しかしながら、どの時代でも新たな課題に対する解決策を実現していく姿こそがセブン&アイ・ホールディングスの成長につながっているのだと考えると、今こそチャンスではないでしょうか。井阪社長が実践されてきたお話を伺いながら、きっと今後もその姿勢を示し、実行することで私たちの生活の身近な便利さを提供し続けてくれると思いました。私が社員であれば、むしろこの悩ましい時代こそ新たなことに挑戦できる会社であることで、ワクワクしているのではないかと思います。

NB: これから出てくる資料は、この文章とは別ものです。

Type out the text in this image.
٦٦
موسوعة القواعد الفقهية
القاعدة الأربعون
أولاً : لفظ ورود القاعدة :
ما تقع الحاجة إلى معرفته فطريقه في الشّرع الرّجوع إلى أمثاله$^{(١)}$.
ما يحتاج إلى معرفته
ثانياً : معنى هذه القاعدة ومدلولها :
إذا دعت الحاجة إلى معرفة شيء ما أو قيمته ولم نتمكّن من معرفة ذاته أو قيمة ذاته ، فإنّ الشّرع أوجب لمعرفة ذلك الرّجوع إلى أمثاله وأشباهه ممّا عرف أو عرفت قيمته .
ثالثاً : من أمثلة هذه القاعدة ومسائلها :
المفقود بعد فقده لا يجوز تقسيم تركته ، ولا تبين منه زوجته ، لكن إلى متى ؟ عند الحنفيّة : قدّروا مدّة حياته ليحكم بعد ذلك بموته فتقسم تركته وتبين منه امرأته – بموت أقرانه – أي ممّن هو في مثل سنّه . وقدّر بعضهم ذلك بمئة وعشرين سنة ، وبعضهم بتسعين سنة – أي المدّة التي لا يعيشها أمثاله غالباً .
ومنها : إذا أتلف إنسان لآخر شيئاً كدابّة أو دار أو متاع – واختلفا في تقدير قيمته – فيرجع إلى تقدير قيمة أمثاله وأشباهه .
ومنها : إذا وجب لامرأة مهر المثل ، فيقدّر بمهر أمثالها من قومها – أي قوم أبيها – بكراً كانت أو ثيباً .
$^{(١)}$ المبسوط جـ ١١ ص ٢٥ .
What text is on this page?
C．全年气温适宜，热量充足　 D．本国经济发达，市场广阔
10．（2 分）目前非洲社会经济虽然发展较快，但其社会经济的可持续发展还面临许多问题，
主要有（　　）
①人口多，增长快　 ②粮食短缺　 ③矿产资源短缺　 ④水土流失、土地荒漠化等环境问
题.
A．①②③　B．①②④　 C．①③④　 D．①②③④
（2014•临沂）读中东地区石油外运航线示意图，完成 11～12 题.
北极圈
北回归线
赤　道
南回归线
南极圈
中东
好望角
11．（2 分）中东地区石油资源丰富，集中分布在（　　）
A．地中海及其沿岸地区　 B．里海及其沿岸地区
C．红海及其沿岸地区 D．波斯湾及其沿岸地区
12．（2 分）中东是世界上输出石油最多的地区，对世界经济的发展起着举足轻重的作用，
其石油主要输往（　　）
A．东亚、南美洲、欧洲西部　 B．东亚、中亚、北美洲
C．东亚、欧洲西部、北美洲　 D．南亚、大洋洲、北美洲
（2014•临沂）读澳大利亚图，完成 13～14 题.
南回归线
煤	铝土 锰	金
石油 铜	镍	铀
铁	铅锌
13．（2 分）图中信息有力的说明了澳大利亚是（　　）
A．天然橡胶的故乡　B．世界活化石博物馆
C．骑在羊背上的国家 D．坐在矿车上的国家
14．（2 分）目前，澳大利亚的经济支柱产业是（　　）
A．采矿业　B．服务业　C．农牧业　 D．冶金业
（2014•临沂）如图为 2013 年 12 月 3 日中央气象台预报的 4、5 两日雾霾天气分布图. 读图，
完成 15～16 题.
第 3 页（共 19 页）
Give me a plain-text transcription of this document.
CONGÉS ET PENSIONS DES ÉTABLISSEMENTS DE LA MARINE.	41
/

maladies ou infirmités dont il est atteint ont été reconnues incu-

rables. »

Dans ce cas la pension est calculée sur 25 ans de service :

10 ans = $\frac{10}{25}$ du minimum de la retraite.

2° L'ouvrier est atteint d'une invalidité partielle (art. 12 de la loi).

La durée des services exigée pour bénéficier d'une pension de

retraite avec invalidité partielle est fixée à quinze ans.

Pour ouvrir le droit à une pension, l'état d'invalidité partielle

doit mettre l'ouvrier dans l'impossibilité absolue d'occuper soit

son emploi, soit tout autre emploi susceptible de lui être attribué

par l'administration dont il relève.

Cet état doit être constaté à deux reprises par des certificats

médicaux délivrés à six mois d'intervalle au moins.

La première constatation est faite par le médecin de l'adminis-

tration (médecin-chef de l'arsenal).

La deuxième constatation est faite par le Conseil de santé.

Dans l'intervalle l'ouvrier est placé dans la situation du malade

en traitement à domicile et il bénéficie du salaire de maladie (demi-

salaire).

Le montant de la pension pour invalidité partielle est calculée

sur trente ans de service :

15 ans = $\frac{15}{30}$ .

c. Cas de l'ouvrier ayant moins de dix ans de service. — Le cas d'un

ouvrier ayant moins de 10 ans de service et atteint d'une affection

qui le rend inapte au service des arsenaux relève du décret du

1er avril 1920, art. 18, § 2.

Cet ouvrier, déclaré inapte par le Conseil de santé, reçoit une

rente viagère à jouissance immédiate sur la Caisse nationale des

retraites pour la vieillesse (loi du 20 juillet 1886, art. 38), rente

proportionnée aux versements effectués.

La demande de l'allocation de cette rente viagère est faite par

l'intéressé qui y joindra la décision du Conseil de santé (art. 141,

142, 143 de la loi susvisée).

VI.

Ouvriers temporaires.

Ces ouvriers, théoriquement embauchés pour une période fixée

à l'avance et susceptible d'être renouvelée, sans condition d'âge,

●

DXへの挑戦を行い省人化しつつも、Social Platformで居続けるために、他とは違う優しさを持った店作りを行ってほしいと思います。日本の高齢化はさらに進み、一人暮らし世帯は増え、デジタルに遅れを感じてもそれを助け合える家族がいない人々も必ず生まれます。郊外の買い物難民を救い、百貨店や専門店など本物の質の良い商品をもっている企業だからこそ、専門店とコンビニエンスストア、スーパーの整理を行い、便利さと質の良さを兼ね備えた新しい店づくりを期待します。百貨店、スーパー、コンビニという業態の枠にとらわれることなくグループを越えた店づくりを行ってほしいです。

 

今再びコンビニは同質化しつつありますが、専門性の高さは強みだと考えます。スーパーは食品さえ買えればいいのではなく、同等の価格で日々のちょっとした変化を提供しています。外出自粛期間の唯一の外出はスーパーへの買い物でした。毎日同じような食事であったのをスーパーでの展示により、家の中で出来るイベントとして新しい料理に挑戦するなど機会に恵まれました。そして、家族以外の会話もスーパーの店員さんでした。人と話す重要性もまた実感する日々であり、買い物の楽しさを思い出しました。地域の専門的な知識をもつ人との結びつきも提供価値であると感じます。省人化しつつも、必要な人材を残し人と人の温かさを魅力にブランドにあった店づくりを展開していただきたいです。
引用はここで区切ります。